Not a knockout, but a revealing confession from a champ who was often accused of being a packaged TV commodity.
Leonard was the right fighter at the right time—an Olympic gold medalist, articulate, handsome and personable, at a time when the retirement of Muhammad Ali left boxing hungry for another standard-bearer (and Howard Cosell eager for a new buddy to tout). Yet, little known to the American public, he was also an abuser of cocaine, alcohol and ultimately of his wife. Now clean and sober for four years and happily remarried, he takes full responsibility for his transgressions—“Looking back, I can offer no defense for my conduct.
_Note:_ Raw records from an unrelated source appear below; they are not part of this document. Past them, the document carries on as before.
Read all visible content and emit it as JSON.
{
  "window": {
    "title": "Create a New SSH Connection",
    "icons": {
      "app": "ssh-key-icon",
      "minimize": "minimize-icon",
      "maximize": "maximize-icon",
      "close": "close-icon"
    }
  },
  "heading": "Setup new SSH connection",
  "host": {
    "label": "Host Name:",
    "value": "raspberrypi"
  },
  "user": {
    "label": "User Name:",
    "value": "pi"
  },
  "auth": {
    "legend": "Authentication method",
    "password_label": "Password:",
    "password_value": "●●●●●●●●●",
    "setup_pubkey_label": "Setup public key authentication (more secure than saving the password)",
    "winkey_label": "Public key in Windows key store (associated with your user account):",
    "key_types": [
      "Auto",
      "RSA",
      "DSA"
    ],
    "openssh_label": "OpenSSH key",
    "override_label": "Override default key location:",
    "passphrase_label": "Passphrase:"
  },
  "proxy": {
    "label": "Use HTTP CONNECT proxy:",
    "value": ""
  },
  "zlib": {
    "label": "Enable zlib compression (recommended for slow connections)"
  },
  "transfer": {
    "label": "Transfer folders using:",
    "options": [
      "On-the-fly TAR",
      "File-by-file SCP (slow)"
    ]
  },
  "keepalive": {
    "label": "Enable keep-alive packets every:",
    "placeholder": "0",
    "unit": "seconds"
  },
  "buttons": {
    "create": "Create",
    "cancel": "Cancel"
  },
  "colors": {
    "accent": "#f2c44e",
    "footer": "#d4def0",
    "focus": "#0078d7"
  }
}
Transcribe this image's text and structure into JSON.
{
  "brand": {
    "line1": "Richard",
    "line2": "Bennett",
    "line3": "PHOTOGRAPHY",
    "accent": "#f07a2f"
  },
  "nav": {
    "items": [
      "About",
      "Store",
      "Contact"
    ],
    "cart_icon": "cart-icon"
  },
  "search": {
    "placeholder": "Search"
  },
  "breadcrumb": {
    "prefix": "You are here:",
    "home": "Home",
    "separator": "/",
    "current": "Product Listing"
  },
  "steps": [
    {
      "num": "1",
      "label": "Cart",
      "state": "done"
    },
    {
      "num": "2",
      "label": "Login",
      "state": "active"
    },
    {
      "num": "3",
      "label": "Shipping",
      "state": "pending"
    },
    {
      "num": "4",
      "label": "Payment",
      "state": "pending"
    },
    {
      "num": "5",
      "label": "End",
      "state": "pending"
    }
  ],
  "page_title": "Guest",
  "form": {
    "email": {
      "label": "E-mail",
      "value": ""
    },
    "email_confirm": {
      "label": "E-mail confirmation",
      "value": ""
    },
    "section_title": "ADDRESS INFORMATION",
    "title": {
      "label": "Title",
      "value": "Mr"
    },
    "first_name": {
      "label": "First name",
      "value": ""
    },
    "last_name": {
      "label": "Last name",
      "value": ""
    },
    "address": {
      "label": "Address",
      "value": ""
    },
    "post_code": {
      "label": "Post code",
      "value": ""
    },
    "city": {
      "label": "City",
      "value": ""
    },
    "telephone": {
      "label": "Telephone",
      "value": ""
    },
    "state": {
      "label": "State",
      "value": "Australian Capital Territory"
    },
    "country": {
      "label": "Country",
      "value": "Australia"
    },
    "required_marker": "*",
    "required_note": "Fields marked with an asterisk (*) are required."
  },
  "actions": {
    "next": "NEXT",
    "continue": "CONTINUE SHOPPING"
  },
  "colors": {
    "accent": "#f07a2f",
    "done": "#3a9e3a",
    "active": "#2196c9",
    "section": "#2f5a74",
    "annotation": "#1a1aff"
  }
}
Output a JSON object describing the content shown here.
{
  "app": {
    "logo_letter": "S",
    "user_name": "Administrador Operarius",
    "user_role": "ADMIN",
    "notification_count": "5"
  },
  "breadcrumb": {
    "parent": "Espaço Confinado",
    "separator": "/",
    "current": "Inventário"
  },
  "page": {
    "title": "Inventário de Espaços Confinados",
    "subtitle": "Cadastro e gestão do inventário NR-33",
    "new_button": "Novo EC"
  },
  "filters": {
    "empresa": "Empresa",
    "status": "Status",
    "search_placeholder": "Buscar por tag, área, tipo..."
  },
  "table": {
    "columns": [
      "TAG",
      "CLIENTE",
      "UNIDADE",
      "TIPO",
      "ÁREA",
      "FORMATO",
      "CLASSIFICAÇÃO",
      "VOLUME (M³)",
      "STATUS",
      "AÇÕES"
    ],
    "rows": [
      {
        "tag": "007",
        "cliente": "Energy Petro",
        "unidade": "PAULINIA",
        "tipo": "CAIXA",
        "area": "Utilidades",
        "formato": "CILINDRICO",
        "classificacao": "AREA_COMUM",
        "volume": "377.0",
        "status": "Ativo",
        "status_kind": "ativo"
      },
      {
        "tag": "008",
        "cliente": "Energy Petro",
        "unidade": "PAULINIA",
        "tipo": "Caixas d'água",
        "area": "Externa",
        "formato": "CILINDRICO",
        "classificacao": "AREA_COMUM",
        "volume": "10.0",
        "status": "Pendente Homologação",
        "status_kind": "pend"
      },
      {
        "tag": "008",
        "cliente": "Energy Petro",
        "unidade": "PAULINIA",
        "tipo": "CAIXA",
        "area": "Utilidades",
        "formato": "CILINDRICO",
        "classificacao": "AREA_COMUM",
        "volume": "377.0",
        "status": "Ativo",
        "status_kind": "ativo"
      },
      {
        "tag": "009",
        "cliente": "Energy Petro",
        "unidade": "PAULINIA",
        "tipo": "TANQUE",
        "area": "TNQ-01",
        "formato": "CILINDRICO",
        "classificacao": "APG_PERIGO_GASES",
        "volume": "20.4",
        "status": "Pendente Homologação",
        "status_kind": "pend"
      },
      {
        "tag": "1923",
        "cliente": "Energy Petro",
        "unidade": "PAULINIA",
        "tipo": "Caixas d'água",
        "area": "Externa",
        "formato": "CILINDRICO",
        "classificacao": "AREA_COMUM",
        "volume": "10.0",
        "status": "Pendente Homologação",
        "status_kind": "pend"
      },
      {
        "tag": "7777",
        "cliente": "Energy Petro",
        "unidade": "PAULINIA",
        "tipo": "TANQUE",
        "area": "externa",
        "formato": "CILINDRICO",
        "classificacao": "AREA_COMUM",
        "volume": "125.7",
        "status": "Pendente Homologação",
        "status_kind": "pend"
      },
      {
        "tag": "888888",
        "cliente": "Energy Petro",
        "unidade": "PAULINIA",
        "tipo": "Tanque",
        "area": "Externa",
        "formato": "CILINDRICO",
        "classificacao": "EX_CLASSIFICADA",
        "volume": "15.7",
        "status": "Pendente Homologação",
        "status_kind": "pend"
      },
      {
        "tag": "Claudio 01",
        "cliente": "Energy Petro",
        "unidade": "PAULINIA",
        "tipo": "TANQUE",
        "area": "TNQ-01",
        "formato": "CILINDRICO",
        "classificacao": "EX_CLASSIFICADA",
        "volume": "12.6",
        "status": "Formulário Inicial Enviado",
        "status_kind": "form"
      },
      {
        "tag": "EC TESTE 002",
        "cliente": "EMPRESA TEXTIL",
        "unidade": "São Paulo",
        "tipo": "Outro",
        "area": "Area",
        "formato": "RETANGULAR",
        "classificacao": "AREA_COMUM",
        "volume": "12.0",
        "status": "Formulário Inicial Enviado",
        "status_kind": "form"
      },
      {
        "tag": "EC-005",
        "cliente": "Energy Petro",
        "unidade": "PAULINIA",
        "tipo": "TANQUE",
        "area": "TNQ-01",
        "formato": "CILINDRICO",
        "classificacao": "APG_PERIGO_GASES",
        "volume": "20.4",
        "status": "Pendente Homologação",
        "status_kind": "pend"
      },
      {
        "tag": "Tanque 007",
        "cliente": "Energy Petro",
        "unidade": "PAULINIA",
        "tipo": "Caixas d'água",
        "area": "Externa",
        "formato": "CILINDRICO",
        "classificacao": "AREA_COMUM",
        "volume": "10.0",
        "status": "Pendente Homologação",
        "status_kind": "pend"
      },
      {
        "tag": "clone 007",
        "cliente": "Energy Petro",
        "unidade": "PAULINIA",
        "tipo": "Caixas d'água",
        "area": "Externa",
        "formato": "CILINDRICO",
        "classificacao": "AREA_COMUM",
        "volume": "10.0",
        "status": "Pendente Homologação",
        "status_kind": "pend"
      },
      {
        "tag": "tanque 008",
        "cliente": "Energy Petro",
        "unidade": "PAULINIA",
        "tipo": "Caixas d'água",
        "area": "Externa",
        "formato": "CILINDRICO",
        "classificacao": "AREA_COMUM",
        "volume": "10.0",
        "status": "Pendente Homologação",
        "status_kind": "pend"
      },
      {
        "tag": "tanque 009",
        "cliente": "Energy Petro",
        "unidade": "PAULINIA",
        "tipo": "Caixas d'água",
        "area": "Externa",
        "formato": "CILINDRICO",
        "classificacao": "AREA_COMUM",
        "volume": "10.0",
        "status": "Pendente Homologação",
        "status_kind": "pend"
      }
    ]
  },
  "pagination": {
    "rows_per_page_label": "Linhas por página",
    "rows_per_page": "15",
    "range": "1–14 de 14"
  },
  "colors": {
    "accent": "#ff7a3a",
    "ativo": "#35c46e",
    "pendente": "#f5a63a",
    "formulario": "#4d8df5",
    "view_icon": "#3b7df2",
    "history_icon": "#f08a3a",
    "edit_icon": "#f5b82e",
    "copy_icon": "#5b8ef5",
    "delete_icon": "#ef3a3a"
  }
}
I was wrong”—without absolving the women who threw themselves at him (more beautiful and greedy the more famous he became), the family and friends who put their financial considerations above his health and even trainer Angelo Dundee, whom he inherited from Ali, and who the author plainly believes has claimed more credit than he deserves. Though the thematic arc is that of a redemption story, most of that redemption—remarriage, sobriety, a second family that he treats much better than the first—is crammed into a final chapter or two. The bulk of the autobiography alternates between his exploits in the ring (of which he is justifiably proud) and his weakness away from it, with all the sex, drugs and vacillation between retirement and recommitment. Particularly revelatory is the book’s illumination of the psychology of this most physical sport. It also celebrates the bond between opponents that outsiders can never experience: “For months, the opponent was the enemy, the major obstacle standing in the path of greater earnings and greater fame. Yet, as most of us who fight for a living come to recognize, some sooner than others, the opponent is also a partner on the same journey.”
Perhaps a little too conveniently, the book makes a split between slick, privileged, cocky “Sugar Ray” and the more insecure and vulnerable “Ray Leonard.” Guess who’s still standing at the end?